Nat Genet. 2012 Oct;44(10):1156-60. doi: 10.1038/ng.2409. Epub 2012 Sep 16.
Disseminated superficial actinic porokeratosis (DSAP) is an autosomal dominantly inherited epidermal keratinization disorder whose etiology remains unclear. We performed exome sequencing in one unaffected and two affected individuals from a DSAP family. The mevalonate kinase gene (MVK) emerged as the only candidate gene located in previously defined linkage regions after filtering against existing SNP databases, eight HapMap exomes and 1000 Genomes Project data and taking into consideration the functional implications of the mutations. Sanger sequencing in 57 individuals with familial DSAP and 25 individuals with sporadic DSAP identified MVK mutations in 33% and 16% of these individuals (cases), respectively. All 14 MVK mutations identified in our study were absent in 676 individuals without DSAP. Our functional studies in cultured primary keratinocytes suggest that MVK has a role in regulating calcium-induced keratinocyte differentiation and could protect keratinocytes from apoptosis induced by type A ultraviolet radiation. Our results should help advance the understanding of DSAP pathogenesis.

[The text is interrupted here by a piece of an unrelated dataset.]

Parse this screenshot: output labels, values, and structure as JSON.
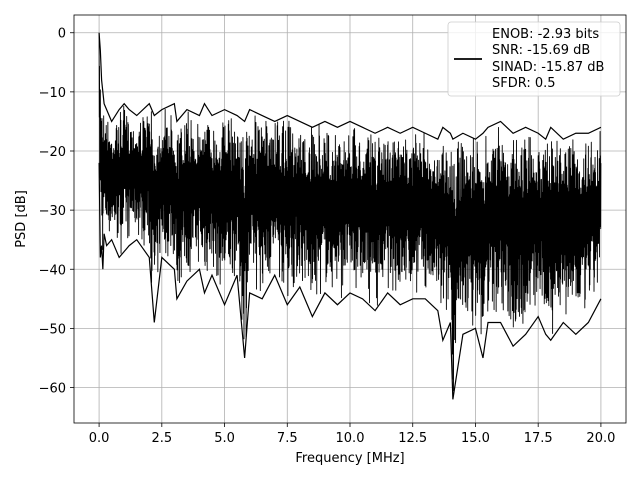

播散性浅表性光线性角化病(DSAP)是一种常染色体显性遗传的表皮角化障碍,其病因仍不清楚。我们对一个 DSAP 家族的一个未受影响者和两个受影响者进行了外显子组测序。在过滤现有 SNP 数据库、八个 HapMap 外显子组和 1000 基因组计划数据并考虑突变的功能影响后,甲羟戊酸激酶基因(MVK)作为唯一位于先前定义的连锁区域的候选基因出现。在 57 名有家族性 DSAP 的个体和 25 名散发性 DSAP 的个体中进行 Sanger 测序,分别在 33%和 16%的这些个体(病例)中发现了 MVK 突变。在我们的研究中发现的 14 个 MVK 突变在 676 名没有 DSAP 的个体中均不存在。我们在培养的原代角质形成细胞中的功能研究表明,MVK 在调节钙诱导的角质形成细胞分化中起作用,并能保护角质形成细胞免受 A 型紫外线诱导的凋亡。我们的研究结果应该有助于深入了解 DSAP 的发病机制。